林丰点点头,穆乾阳不用问,该是中兴门掌门。

“嗯,发个誓吧,之后我便带我妹妹离开,以后也不要再去打扰他们的生活。”

“好,就是如此。”

吉风行说完,很快念叨了一串誓言,虔诚地向天拜了拜。

对于他发誓的内容,林丰并不感兴趣,只要看着他做出这些动作,感受到其发自内心的真诚即可。
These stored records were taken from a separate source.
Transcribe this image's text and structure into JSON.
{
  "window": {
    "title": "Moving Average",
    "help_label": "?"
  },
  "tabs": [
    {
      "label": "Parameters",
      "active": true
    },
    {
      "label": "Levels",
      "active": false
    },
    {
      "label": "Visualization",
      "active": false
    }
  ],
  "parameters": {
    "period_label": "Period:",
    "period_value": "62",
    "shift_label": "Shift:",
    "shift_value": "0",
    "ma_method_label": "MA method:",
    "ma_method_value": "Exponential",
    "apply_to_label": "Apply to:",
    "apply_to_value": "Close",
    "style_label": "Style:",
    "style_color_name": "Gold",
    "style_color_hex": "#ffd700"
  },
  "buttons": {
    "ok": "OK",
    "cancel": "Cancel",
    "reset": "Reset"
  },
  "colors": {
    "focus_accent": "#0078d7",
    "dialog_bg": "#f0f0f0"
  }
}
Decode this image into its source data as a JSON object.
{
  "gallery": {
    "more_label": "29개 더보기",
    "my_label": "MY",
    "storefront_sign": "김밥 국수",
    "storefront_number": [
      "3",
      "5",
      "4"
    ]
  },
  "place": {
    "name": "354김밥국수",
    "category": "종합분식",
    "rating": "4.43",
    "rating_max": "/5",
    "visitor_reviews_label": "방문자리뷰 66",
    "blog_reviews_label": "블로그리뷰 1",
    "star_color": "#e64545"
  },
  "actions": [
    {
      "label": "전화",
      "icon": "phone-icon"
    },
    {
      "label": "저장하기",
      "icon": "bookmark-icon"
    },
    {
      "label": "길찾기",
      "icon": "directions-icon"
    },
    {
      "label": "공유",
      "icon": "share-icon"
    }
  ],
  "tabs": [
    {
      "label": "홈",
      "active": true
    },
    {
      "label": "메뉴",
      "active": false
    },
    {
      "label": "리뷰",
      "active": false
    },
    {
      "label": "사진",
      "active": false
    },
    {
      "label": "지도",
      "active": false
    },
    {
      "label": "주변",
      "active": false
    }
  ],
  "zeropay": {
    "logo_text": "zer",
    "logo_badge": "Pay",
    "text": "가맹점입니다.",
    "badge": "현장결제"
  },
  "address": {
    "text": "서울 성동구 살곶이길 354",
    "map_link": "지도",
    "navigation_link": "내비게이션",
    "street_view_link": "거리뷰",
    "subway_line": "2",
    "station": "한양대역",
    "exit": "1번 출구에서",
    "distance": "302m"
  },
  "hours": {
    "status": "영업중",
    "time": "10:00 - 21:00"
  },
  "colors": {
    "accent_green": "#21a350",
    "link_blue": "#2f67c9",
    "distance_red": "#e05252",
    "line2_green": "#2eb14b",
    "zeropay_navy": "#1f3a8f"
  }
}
吉风行当着林丰的面发了誓后,随即让其弟子,将林丰的妹妹林收领了出来。

林丰好久没有回家看看,这个妹妹自然也是好久没见。

个头长高了不少,脸色圆润,身材也长成了个大姑娘。

就是那种普普通通,农家姑娘的模样,两只手绞扭着衣襟,神情拘谨。

当她看到林丰时,先是一顿,然后才有些羞涩地喊了一声哥哥。

林丰微笑点头,两人之间再没有当年的亲热搂抱动作。

“我们回家了,吉掌门好自为之,告辞。”

“林先生好走,老夫最后问一句,我剑形门下长老段利,可是还有回归的可能?”

吉风行小心地问道。

林丰转头看着他,轻轻摇了摇头。

“不知道。”

吉风行顿时哀叹一声,无语沉默。

林丰稍一沉吟:“我也想再问一句,既然你们抢了我的宝物,为何还要死追着我不放?”

吉风行心如死灰,门下死伤惨重,夺宝计划失败得很彻底,让他如何重振门派?

尤其是没有林丰的宝物,自己的修行又陷入迷茫之中。

“我们是想拿住你,逼你说出宝物的使用方法。”

林丰顿时明白过来,这老头是真不知道断剑在谁手里。

从他的话也可判断出,他们三个掌门,都在怀疑彼此。

这也是自己想要的结果。

“既然如此,告辞了。”

林丰说完,转身招呼林收近前来。

送林收出来的剑形门弟子,还贴心地送上一个包裹,里面是些路上用的干粮和清水。

林丰用手揽住林收的腰肢。

林收身体一僵,瞬间又放松下来。

在她的一声惊呼中,林丰带了她腾空而起,径往隐柱峰下飞奔而去。

林收紧闭双眼,双手紧紧地搂住了林丰的身体,将头拱进林丰的怀里。

虽然动作一如从前般亲密无间,心里却再次将距离拉远了一些。

林收不敢相信,这还是当年自己熟悉的那个木讷憨厚,三脚踹不出一个屁的哥哥。

虽然哥哥的能耐超出了林收的想象,却让林收进一步感受到了彼此之间的陌生和差距。

林丰也从双方紧贴在一起的身体上,感受到林收虽然有条件锦衣玉食,却没有放下惯有的营生。

她的身体很结实,显然是常年劳作的结果。

吉风行默默地看着两人从山腰间消失,心情稍显轻松,却又担心高正清和穆乾阳两人。

若让他们合力擒住林丰,获得宝物的使用方法,自己将更加被动,在两人面前,只能俯身做小。

三个大门派,明争暗斗近百年,可谓让他操碎了心。

自己必须尽快突破眼前的屏障,以速度作为突破口,尽可能赶在两人之前,踏入那不可知的境界。